The salutation is more amusing in Kiswahili.

"Pole kwa Kazi!" (I am terribly sorry that you are working!) Well, this may not qualify as sufficient research for a university thesis. But that shouldn’t stop me from concluding, in my own lazy way, that mankind is generally averse to work.

As a rule, school children never do their homework unless someone is hanging around with a big stick. In fact, they wouldn’t even go to school in the first place were it not for their parents’ constant threats of immediate and severe reprisals.

Lazy workers

Thus they grow up, a bunch of lazy loafers who would rather be left watching football on television and quaffing free beer but for the consequences of filling what my people call inda — the stomach. And it is they that turn up on your doorstep seeking employment.

The first thing about a lazy worker is that they are very smooth talkers, which explains how they convinced you to hire them in the first place. And they can be very funny, sending everyone in the office — including the boss — falling over their chairs with laughter. In this sly manner, they endear themselves to all and sundry and consequently become indispensable without breaking a sweat.
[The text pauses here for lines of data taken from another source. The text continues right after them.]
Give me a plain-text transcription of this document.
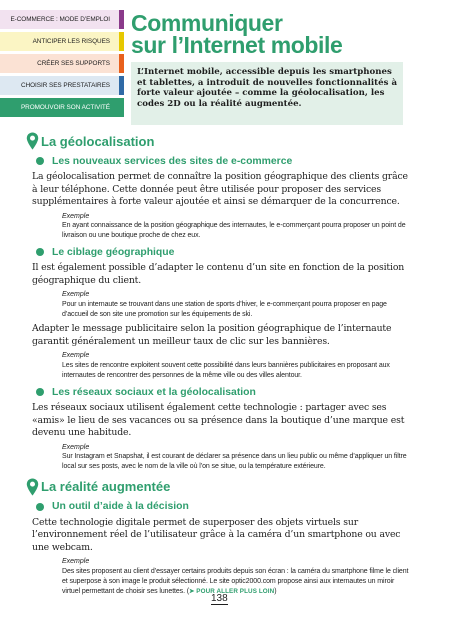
E-COMMERCE : MODE D’EMPLOI
ANTICIPER LES RISQUES
CRÉER SES SUPPORTS
CHOISIR SES PRESTATAIRES
PROMOUVOIR SON ACTIVITÉ
Communiquer
sur l’Internet mobile
L’Internet mobile, accessible depuis les smartphones et tablettes, a introduit de nouvelles fonctionnalités à forte valeur ajoutée – comme la géolocalisation, les codes 2D ou la réalité augmentée.
La géolocalisation
Les nouveaux services des sites de e-commerce
La géolocalisation permet de connaître la position géographique des clients grâce à leur téléphone. Cette donnée peut être utilisée pour proposer des services supplémentaires à forte valeur ajoutée et ainsi se démarquer de la concurrence.
Exemple
En ayant connaissance de la position géographique des internautes, le e-commerçant pourra proposer un point de livraison ou une boutique proche de chez eux.
Le ciblage géographique
Il est également possible d’adapter le contenu d’un site en fonction de la position géographique du client.
Exemple
Pour un internaute se trouvant dans une station de sports d’hiver, le e-commerçant pourra proposer en page d’accueil de son site une promotion sur les équipements de ski.
Adapter le message publicitaire selon la position géographique de l’internaute garantit généralement un meilleur taux de clic sur les bannières.
Exemple
Les sites de rencontre exploitent souvent cette possibilité dans leurs bannières publicitaires en proposant aux internautes de rencontrer des personnes de la même ville ou des villes alentour.
Les réseaux sociaux et la géolocalisation
Les réseaux sociaux utilisent également cette technologie : partager avec ses «amis» le lieu de ses vacances ou sa présence dans la boutique d’une marque est devenu une habitude.
Exemple
Sur Instagram et Snapshat, il est courant de déclarer sa présence dans un lieu public ou même d’appliquer un filtre local sur ses posts, avec le nom de la ville où l’on se situe, ou la température extérieure.
La réalité augmentée
Un outil d’aide à la décision
Cette technologie digitale permet de superposer des objets virtuels sur l’environnement réel de l’utilisateur grâce à la caméra d’un smartphone ou avec une webcam.
Exemple
Des sites proposent au client d’essayer certains produits depuis son écran : la caméra du smartphone filme le client et superpose à son image le produit sélectionné. Le site optic2000.com propose ainsi aux internautes un miroir virtuel permettant de choisir ses lunettes. (➤ POUR ALLER PLUS LOIN)
138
Curiously, once the boss’s back is turned, they crack the most ribald jokes about him or her, constantly whine about poor working conditions, the lousy salary and how hopeless the boss is. This is a yardstick voters can employ to gauge which Cabinet minister is a lazy oaf, you know.

They are equally skilled at working very hard at nothing. Here, we are talking about the clown buried deep in the crossword puzzle, of the genius poring with animated fixation at his computer screen, except that he is playing cards and making friends on Facebook.

Much as he likes him or her, the boss quickly discovers that this chap is a lazy oaf, the kind you wouldn’t trust with a difficult assignment.

Promotions

As a result, he gets relatively easy assignments, like showing the visitors from headquarters around. Meanwhile, the hard worker is buried in a pile of accounting books. So one day, the boss receives a letter from headquarters. "A new position has come up. Give us someone to promote from your staff."

You will be nuts if you imagine the boss will part with his hard working accountant. "No, over my dead body.

Too damned valuable, that Musyoki," he will mumble. Guess who will get the job? "Now, now… let me get rid of that lazy good for nothing bastard — big idiot, too, if you ask me!"

Next thing you know, Mr Lazybones is a parastatal chief, then a Cabinet minister flying the national flag on a brand new Passat.